Briggs & Stratton Files Chapter 11 to Effect Sale

The gas engine maker was “losing money and burdened by large debts when the economic downturn caused by the coronavirus pandemic hit.”
Matthew HellerJuly 20, 2020

Gas engine maker Briggs & Stratton filed for bankruptcy on Monday to effectuate a sale of the company as it faces losses, pending debt payments and the coronavirus crisis.

As part of the Chapter 11 filing, private equity firm KPS Capital has made a $550 million “stalking horse” offer to buy all of Briggs & Stratton’s assets. It will also provide $265 million to keep the company operating during the bankruptcy process.

The filing came after Briggs issued a going-concern warning and hired restructuring advisers in May to help address its debt burden.

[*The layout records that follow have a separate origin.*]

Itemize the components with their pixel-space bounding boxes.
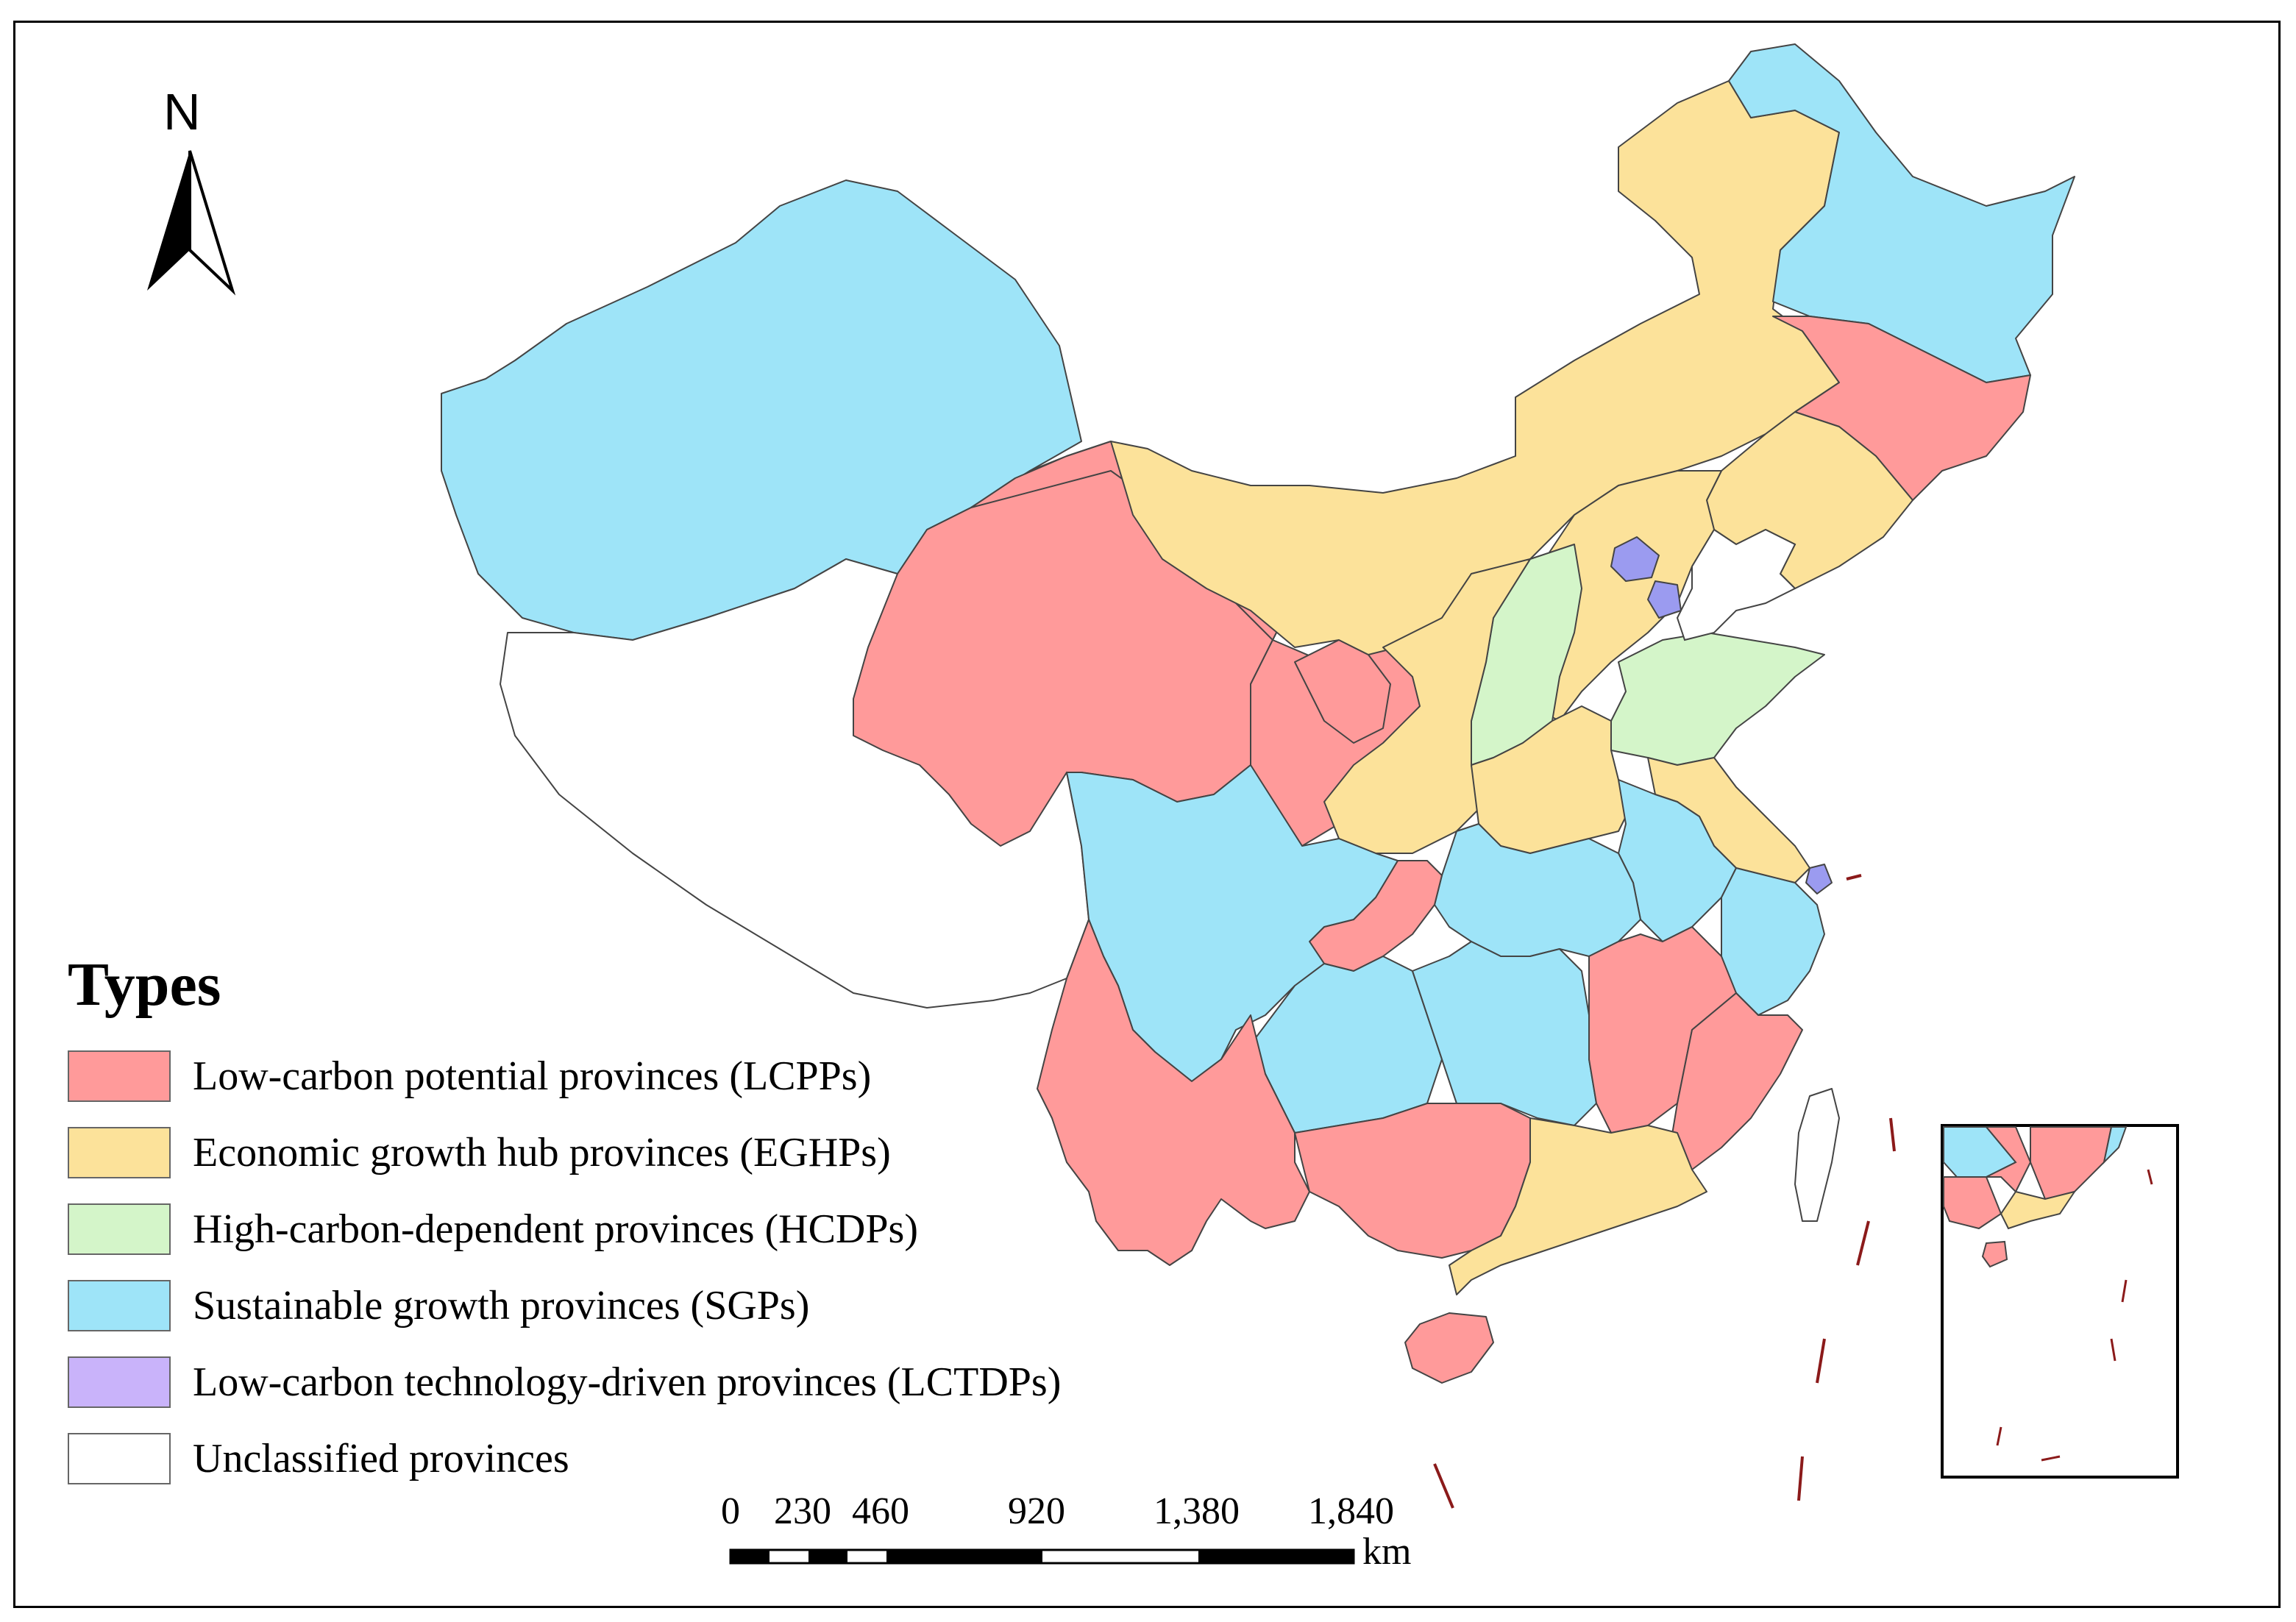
scale-tick-label: 230 bbox=[774, 1490, 831, 1532]
scale-tick-label: 0 bbox=[721, 1490, 740, 1532]
bohai-sea bbox=[1676, 528, 1796, 641]
province-shanghai bbox=[1805, 864, 1833, 894]
legend-item-lcpp: Low-carbon potential provinces (LCPPs) bbox=[68, 1038, 1061, 1114]
legend-item-sgp: Sustainable growth provinces (SGPs) bbox=[68, 1267, 1061, 1344]
province-jilin bbox=[1772, 316, 2031, 501]
legend-label: Unclassified provinces bbox=[193, 1436, 569, 1482]
legend-label: Low-carbon technology-driven provinces (… bbox=[193, 1359, 1062, 1405]
legend-swatch bbox=[68, 1050, 171, 1102]
province-zhejiang bbox=[1721, 867, 1825, 1016]
province-yunnan bbox=[1037, 919, 1310, 1266]
legend-swatch bbox=[68, 1203, 171, 1255]
province-shandong bbox=[1610, 632, 1825, 766]
legend-swatch bbox=[68, 1356, 171, 1408]
province-fujian bbox=[1669, 992, 1803, 1170]
legend-swatch bbox=[68, 1127, 171, 1178]
province-taiwan bbox=[1794, 1088, 1840, 1222]
legend-item-lctdp: Low-carbon technology-driven provinces (… bbox=[68, 1344, 1061, 1420]
scale-tick-label: 460 bbox=[852, 1490, 909, 1532]
inset-map bbox=[1941, 1124, 2179, 1479]
province-guangxi bbox=[1294, 1103, 1531, 1259]
legend-title: Types bbox=[68, 950, 221, 1019]
legend-label: Low-carbon potential provinces (LCPPs) bbox=[193, 1053, 872, 1099]
province-beijing bbox=[1610, 536, 1660, 582]
province-tianjin bbox=[1647, 580, 1682, 619]
scale-tick-label: 1,840 bbox=[1308, 1490, 1394, 1532]
legend-swatch bbox=[68, 1280, 171, 1331]
legend: Types Low-carbon potential provinces (LC… bbox=[68, 949, 1061, 1497]
scale-unit: km bbox=[1362, 1531, 1412, 1573]
province-hunan bbox=[1412, 941, 1597, 1126]
scale-tick-label: 920 bbox=[1008, 1490, 1065, 1532]
scale-tick-label: 1,380 bbox=[1154, 1490, 1240, 1532]
legend-label: High-carbon-dependent provinces (HCDPs) bbox=[193, 1206, 918, 1252]
nine-dash-line bbox=[1433, 874, 1896, 1509]
map-frame bbox=[13, 21, 2281, 1608]
legend-item-hcdp: High-carbon-dependent provinces (HCDPs) bbox=[68, 1191, 1061, 1267]
legend-swatch bbox=[68, 1433, 171, 1484]
legend-item-eghp: Economic growth hub provinces (EGHPs) bbox=[68, 1114, 1061, 1191]
scale-bar bbox=[729, 1548, 1355, 1565]
legend-item-unclassified: Unclassified provinces bbox=[68, 1420, 1061, 1497]
province-hainan bbox=[1404, 1312, 1494, 1384]
province-guangdong bbox=[1449, 1117, 1707, 1295]
legend-label: Sustainable growth provinces (SGPs) bbox=[193, 1283, 810, 1328]
north-label: N bbox=[163, 83, 201, 140]
legend-label: Economic growth hub provinces (EGHPs) bbox=[193, 1130, 891, 1175]
north-arrow-icon bbox=[147, 150, 236, 296]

“Over the past several months, we have explored multiple options with our advisers to strengthen our financial position and flexibility,” CEO Todd Teske said in a news release. “The challenges we have faced during the COVID-19 pandemic have made reorganization the difficult but necessary and appropriate path forward to secure our business.”

The coronavirus pandemic had added to Briggs’ liquidity problems as the company shuttered plants and its customers reduced orders. Its sales fell by 18% to $474 million in the third quarter ended March 29 and it was expecting a $157 million sales hit from the pandemic for the fourth quarter.

Briggs, which was founded in 1908 by inventor Stephen Briggs and investor Harold Stratton, makes engines that are used primarily by the lawn and garden equipment industry for lawn mowers, garden tillers, and snow throwers. Its products are sold in more than 100 countries.

According to the Milwaukee Journal Sentinel, the company was “losing money and burdened by large debts when the economic downturn caused by the coronavirus pandemic hit.”

As of March 31, Briggs had short-term debt of $597.5 million and long-term debt of $7 million. The short-term debt includes $195.5 million in bonds due in December that had to be refinanced by Sept. 15 or the company would be in violation of its loan agreements with a consortium of banks, enabling them to demand immediate repayment.

KPS Capital’s bid sets a minimum price for Briggs’ assets. “KPS intends to grow the new Briggs & Stratton aggressively through strategic acquisitions,” Co-Managing Partner Michael Psaros said.